Chemical mechanisms of DNA damage by carcinogenic chromium(VI).

Hexavalent chromium is a firmly established human carcinogen with documented exposures in many professional groups. Environmental exposure to Cr(VI) is also a significant public health concern. Cr(VI) exists in aqueous solutions as chromate anion that is unreactive with DNA and requires reductive activation inside the cells to produce genotoxic and mutagenic effects. Reduction of Cr(VI) in cells is nonenzymatic and in vivo principally driven by ascorbate with a secondary contribution from nonprotein thiols glutathione and cysteine. In addition to its much faster rate of reduction, ascorbate-driven metabolism avoids the formation of Cr(V) which is the first intermediate in Cr(VI) reduction by thiols. The end-product of Cr(VI) reduction is Cr(III) which forms several types of Cr-DNA adducts that are collectively responsible for all mutagenic and genotoxic effects in Cr(VI) reactions with ascorbate and thiols. Some Cr(V) forms can react with H₂O₂ to produce DNA-oxidizing peroxo species although this genotoxic pathway is suppressed in cells with physiological levels of ascorbate.

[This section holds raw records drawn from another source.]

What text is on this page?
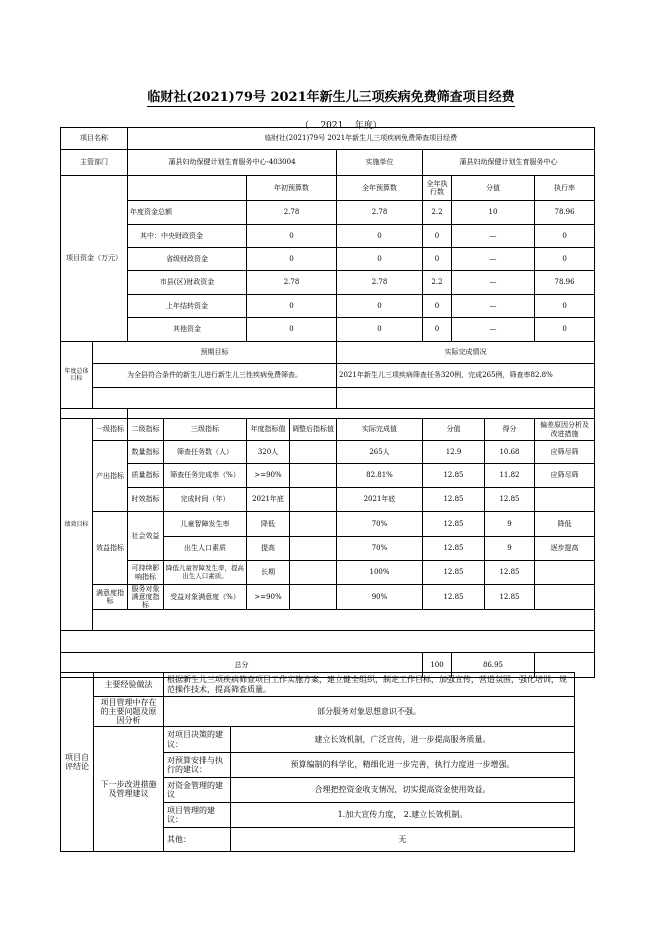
临财社(2021)79号 2021年新生儿三项疾病免费筛查项目经费
（    2021    年度）
项目名称		临财社(2021)79号 2021年新生儿三项疾病免费筛查项目经费									
主管部门		蒲县妇幼保健计划生育服务中心-403004				实施单位	蒲县妇幼保健计划生育服务中心				
项目资金（万元）				年初预算数		全年预算数	全年执行数	分值		执行率	
		年度资金总额		2.78		2.78	2.2	10		78.96	
		其中：中央财政资金		0		0	0	—		0	
		省级财政资金		0		0	0	—		0	
		市县(区)财政资金		2.78		2.78	2.2	—		78.96	
		上年结转资金		0		0	0	—		0	
		其他资金		0		0	0	—		0	
年度总体目标	预期目标					实际完成情况					
	为全县符合条件的新生儿进行新生儿三性疾病免费筛查。					2021年新生儿三项疾病筛查任务320例，完成265例，筛查率82.8%					

绩效目标	一级指标	二级指标	三级指标	年度指标值	调整后指标值	实际完成值	分值		得分	偏差原因分析及改进措施	
	产出指标	数量指标	筛查任务数（人）	320人		265人	12.9		10.68	应筛尽筛	
		质量指标	筛查任务完成率（%）	>=90%		82.81%	12.85		11.82	应筛尽筛	
		时效指标	完成时间（年）	2021年底		2021年底	12.85		12.85		
	效益指标	社会效益	儿童智障发生率	降低		70%	12.85		9	降低	
			出生人口素质	提高		70%	12.85		9	逐步提高	
		可持续影响指标	降低儿童智障发生率，提高出生人口素质。	长期		100%	12.85		12.85		
	满意度指标	服务对象满意度指标	受益对象满意度（%）	>=90%		90%	12.85		12.85		

总分							100	86.95			
项目自评结论	主要经验做法	根据新生儿三项疾病筛查项目工作实施方案，建立健全组织，制定工作目标，加强宣传，营造氛围，强化培训，规范操作技术，提高筛查质量。	
	项目管理中存在的主要问题及原因分析	部分服务对象思想意识不强。	
	下一步改进措施及管理建议	对项目决策的建议：	建立长效机制，广泛宣传，进一步提高服务质量。
		对预算安排与执行的建议：	预算编制的科学化，精细化进一步完善，执行力度进一步增强。
		对资金管理的建议	合理把控资金收支情况，切实提高资金使用效益。
		项目管理的建议：	1.加大宣传力度， 2.建立长效机制。
		其他：	无
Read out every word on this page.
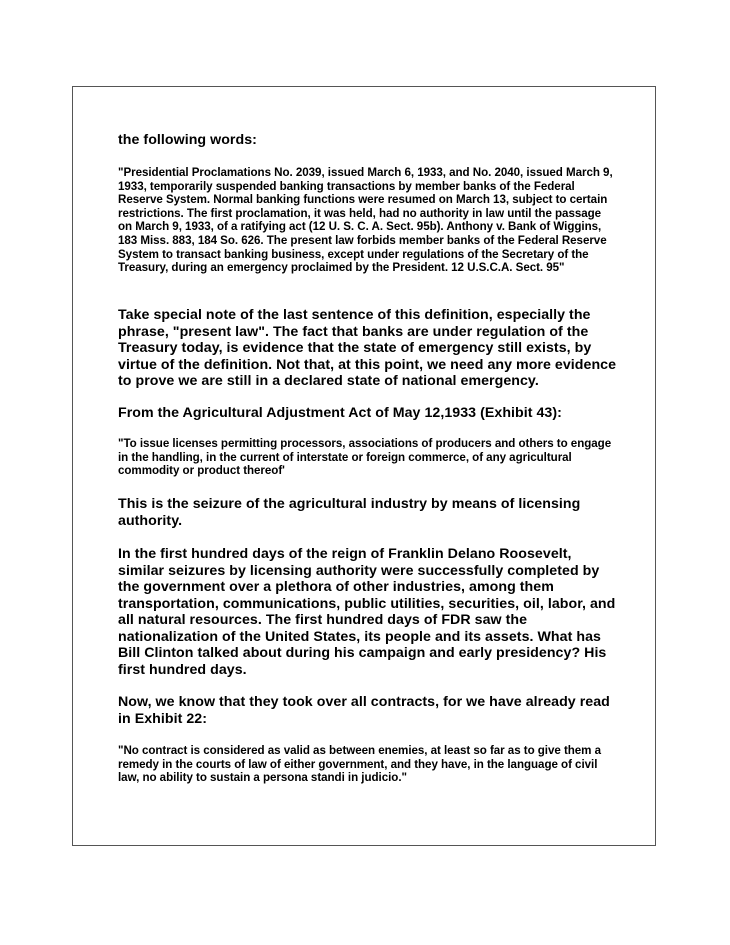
the following words:

"Presidential Proclamations No. 2039, issued March 6, 1933, and No. 2040, issued March 9, 1933, temporarily suspended banking transactions by member banks of the Federal Reserve System. Normal banking functions were resumed on March 13, subject to certain restrictions. The first proclamation, it was held, had no authority in law until the passage on March 9, 1933, of a ratifying act (12 U. S. C. A. Sect. 95b). Anthony v. Bank of Wiggins, 183 Miss. 883, 184 So. 626. The present law forbids member banks of the Federal Reserve System to transact banking business, except under regulations of the Secretary of the Treasury, during an emergency proclaimed by the President. 12 U.S.C.A. Sect. 95"

Take special note of the last sentence of this definition, especially the phrase, "present law". The fact that banks are under regulation of the Treasury today, is evidence that the state of emergency still exists, by virtue of the definition. Not that, at this point, we need any more evidence to prove we are still in a declared state of national emergency.

From the Agricultural Adjustment Act of May 12,1933 (Exhibit 43):

"To issue licenses permitting processors, associations of producers and others to engage in the handling, in the current of interstate or foreign commerce, of any agricultural commodity or product thereof'

This is the seizure of the agricultural industry by means of licensing authority.

In the first hundred days of the reign of Franklin Delano Roosevelt, similar seizures by licensing authority were successfully completed by the government over a plethora of other industries, among them transportation, communications, public utilities, securities, oil, labor, and all natural resources. The first hundred days of FDR saw the nationalization of the United States, its people and its assets. What has Bill Clinton talked about during his campaign and early presidency? His first hundred days.

Now, we know that they took over all contracts, for we have already read in Exhibit 22:

"No contract is considered as valid as between enemies, at least so far as to give them a remedy in the courts of law of either government, and they have, in the language of civil law, no ability to sustain a persona standi in judicio."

Chemical reactions of Cr(VI) with ascorbate or thiols lack directly DNA-oxidizing metabolites. The formation of oxidative DNA breaks in early studies of these reactions was caused by iron contamination. Production of Cr(III)-DNA adducts in cells showed linear dose-dependence irrespective of the predominant reduction pathway and their processing by mismatch repair generated more toxic secondary genetic lesions in euchromatin. Overall, Cr(III)-DNA adduction is the dominant pathway for the formation of genotoxic and mutagenic DNA damage by carcinogenic Cr(VI).